Distressed-Asset Deals Fuel Denver Office Investment, Brokers See Signs Of Rebound
Denver’s office market is moving again. Buyers of distressed properties are stepping in as values reset, and that activity is giving brokers reason to call it a rebound.
Real Capital Solutions, a Louisville, Colorado-based investor, has more than $1B in offers out on office buildings nationwide, including in Denver.
The firm’s strategy is built on buying at steep discounts, with CEO Marcel Arsenault calling 2025 to 2027 a “once-in-a-decade” window for acquisitions. RCS has already obligated $2.6B of the $3.5B it plans to deploy by 2027.
That same activity is what Avison Young points to as evidence of recovery. Its midyear report shows Denver office investment volume up 250% year-over-year, with $636M trading across 42 deals. The brokerage highlighted end-user purchases like Bet365’s $135M buy of 1701 Platte St. as a signal of confidence.
The two perspectives land on opposite ends of the spectrum: One sees a safe entry point before a recession, the other sees the start of a turnaround. But both agree that sales of distressed offices are unclogging the system, creating momentum in a market that had been at a standstill.
“We watch the signs carefully,” Arsenault told Bisnow. “When things look like they don't make sense, then they probably don't make sense, and you need to get out of the market.”
His firm sold 26 office properties in the last four years, he said.
The wave of delinquency is forcing lenders to sell, creating the very discounts RCS is chasing.
Denver’s recent delinquency surge underscores the contrarian bet. The city now ranks sixth nationally for CMBS office delinquencies, at 27.2%, nearly triple the U.S. average, according to Trepp. Assets like Industry RiNo Station and the World Trade Center towers are already in receivership or seized by the lender.
Avison Young’s first-half report shows Denver logged $3.1B in transactions across all asset types, a 29% year-over-year increase.
“The steepest discounts are in the rearview mirror,” Avison Young principal and Head of U.S. Investment Sales James Nelson told Bisnow.
That split shows up in individual deals. Wells Fargo Center was appraised at a deep discount of about $90 per SF, according to Avison Young. That compares to the $539-per-SF Bet365 deal.

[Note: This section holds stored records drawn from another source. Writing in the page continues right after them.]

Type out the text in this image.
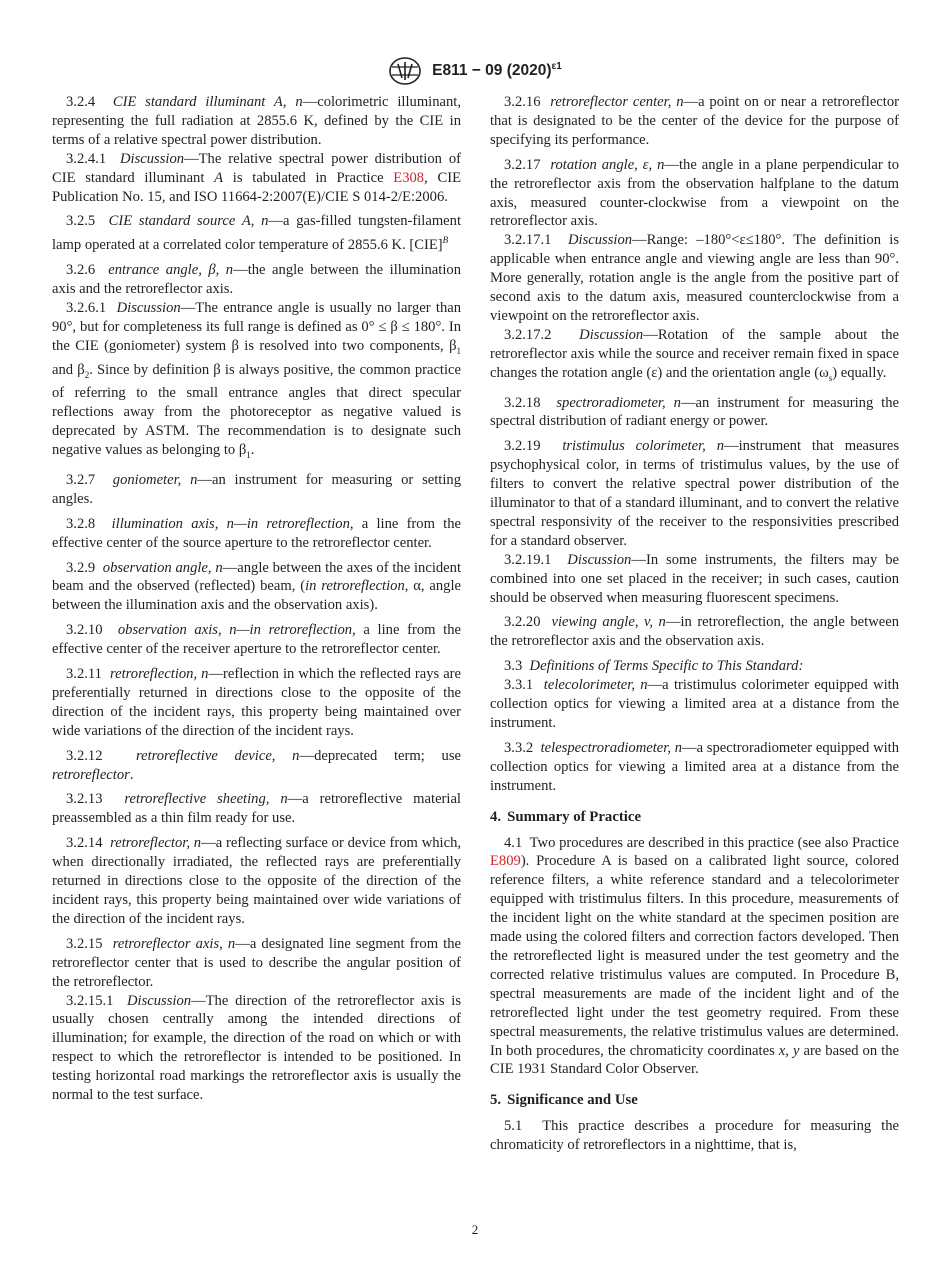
E811 − 09 $(2020)^{\varepsilon 1}$

3.2.4 CIE standard illuminant A, n—colorimetric illuminant, representing the full radiation at 2855.6 K, defined by the CIE in terms of a relative spectral power distribution.

3.2.4.1 Discussion—The relative spectral power distribution of CIE standard illuminant A is tabulated in Practice E308, CIE Publication No. 15, and ISO 11664-2:2007(E)/CIE S 014-2/E:2006.

3.2.5 CIE standard source A, n—a gas-filled tungsten-filament lamp operated at a correlated color temperature of 2855.6 K. [CIE]$^B$

3.2.6 entrance angle, β, n—the angle between the illumination axis and the retroreflector axis.

3.2.6.1 Discussion—The entrance angle is usually no larger than 90°, but for completeness its full range is defined as 0° ≤ β ≤ 180°. In the CIE (goniometer) system β is resolved into two components, $\beta_1$ and $\beta_2$. Since by definition β is always positive, the common practice of referring to the small entrance angles that direct specular reflections away from the photoreceptor as negative valued is deprecated by ASTM. The recommendation is to designate such negative values as belonging to $\beta_1$.

3.2.7 goniometer, n—an instrument for measuring or setting angles.

3.2.8 illumination axis, n—in retroreflection, a line from the effective center of the source aperture to the retroreflector center.

3.2.9 observation angle, n—angle between the axes of the incident beam and the observed (reflected) beam, (in retroreflection, α, angle between the illumination axis and the observation axis).

3.2.10 observation axis, n—in retroreflection, a line from the effective center of the receiver aperture to the retroreflector center.

3.2.11 retroreflection, n—reflection in which the reflected rays are preferentially returned in directions close to the opposite of the direction of the incident rays, this property being maintained over wide variations of the direction of the incident rays.

3.2.12 retroreflective device, n—deprecated term; use retroreflector.

3.2.13 retroreflective sheeting, n—a retroreflective material preassembled as a thin film ready for use.

3.2.14 retroreflector, n—a reflecting surface or device from which, when directionally irradiated, the reflected rays are preferentially returned in directions close to the opposite of the direction of the incident rays, this property being maintained over wide variations of the direction of the incident rays.

3.2.15 retroreflector axis, n—a designated line segment from the retroreflector center that is used to describe the angular position of the retroreflector.

3.2.15.1 Discussion—The direction of the retroreflector axis is usually chosen centrally among the intended directions of illumination; for example, the direction of the road on which or with respect to which the retroreflector is intended to be positioned. In testing horizontal road markings the retroreflector axis is usually the normal to the test surface.

3.2.16 retroreflector center, n—a point on or near a retroreflector that is designated to be the center of the device for the purpose of specifying its performance.

3.2.17 rotation angle, ε, n—the angle in a plane perpendicular to the retroreflector axis from the observation halfplane to the datum axis, measured counter-clockwise from a viewpoint on the retroreflector axis.

3.2.17.1 Discussion—Range: –180°<ε≤180°. The definition is applicable when entrance angle and viewing angle are less than 90°. More generally, rotation angle is the angle from the positive part of second axis to the datum axis, measured counterclockwise from a viewpoint on the retroreflector axis.

3.2.17.2 Discussion—Rotation of the sample about the retroreflector axis while the source and receiver remain fixed in space changes the rotation angle (ε) and the orientation angle $(\omega_s)$ equally.

3.2.18 spectroradiometer, n—an instrument for measuring the spectral distribution of radiant energy or power.

3.2.19 tristimulus colorimeter, n—instrument that measures psychophysical color, in terms of tristimulus values, by the use of filters to convert the relative spectral power distribution of the illuminator to that of a standard illuminant, and to convert the relative spectral responsivity of the receiver to the responsivities prescribed for a standard observer.

3.2.19.1 Discussion—In some instruments, the filters may be combined into one set placed in the receiver; in such cases, caution should be observed when measuring fluorescent specimens.

3.2.20 viewing angle, v, n—in retroreflection, the angle between the retroreflector axis and the observation axis.

3.3 Definitions of Terms Specific to This Standard:

3.3.1 telecolorimeter, n—a tristimulus colorimeter equipped with collection optics for viewing a limited area at a distance from the instrument.

3.3.2 telespectroradiometer, n—a spectroradiometer equipped with collection optics for viewing a limited area at a distance from the instrument.

4. Summary of Practice

4.1 Two procedures are described in this practice (see also Practice E809). Procedure A is based on a calibrated light source, colored reference filters, a white reference standard and a telecolorimeter equipped with tristimulus filters. In this procedure, measurements of the incident light on the white standard at the specimen position are made using the colored filters and correction factors developed. Then the retroreflected light is measured under the test geometry and the corrected relative tristimulus values are computed. In Procedure B, spectral measurements are made of the incident light and of the retroreflected light under the test geometry required. From these spectral measurements, the relative tristimulus values are determined. In both procedures, the chromaticity coordinates x, y are based on the CIE 1931 Standard Color Observer.

5. Significance and Use

5.1 This practice describes a procedure for measuring the chromaticity of retroreflectors in a nighttime, that is,

2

“The real positive news is that these are companies that are taking a permanent presence and establishing roots,” Nelson said.
The return to the office is trending up, according to Avison Young data. Its Office Busyness Index shows Denver ranked No. 4 nationally for year-over-year office occupancy growth, with a 110% increase from mid-2024 to mid-2025. Still, the city sits at 66% of prepandemic levels, middle of the pack nationally.
Conversions remain a major pressure valve. CBRE data shows conversions and demolitions are now outpacing new construction in Denver. Mayor Mike Johnston has set a goal of converting 4M SF of offices into housing, equal to more than 10% of the downtown inventory.
Avison Young highlighted Asher Luzzatto’s 700-unit conversion at 621 and 633 17th St. as a case study in making the numbers work.
Where the two firms diverge is outlook. Avison Young cited Denver’s long-term migration, population growth and more than $1.2B in downtown infrastructure projects as tailwinds.
“Denver is still a top 10 investment market, and fundamentals are improving,” said Katie Kruger, Avison Young’s Colorado market leader.
Arsenault is less optimistic. He predicts multifamily oversupply, housing price declines and a looming recession.
“Most people buy at the wrong time because it isn’t their money,” he said. “For us, it’s my money. That’s why we’re cautious, but this is when we get aggressive.”
CORRECTION, SEPT. 4, 11:02 A.M. ET: This story has been updated to reflect a change in the Wells Fargo Center's value was related to a new appraisal, not a sale.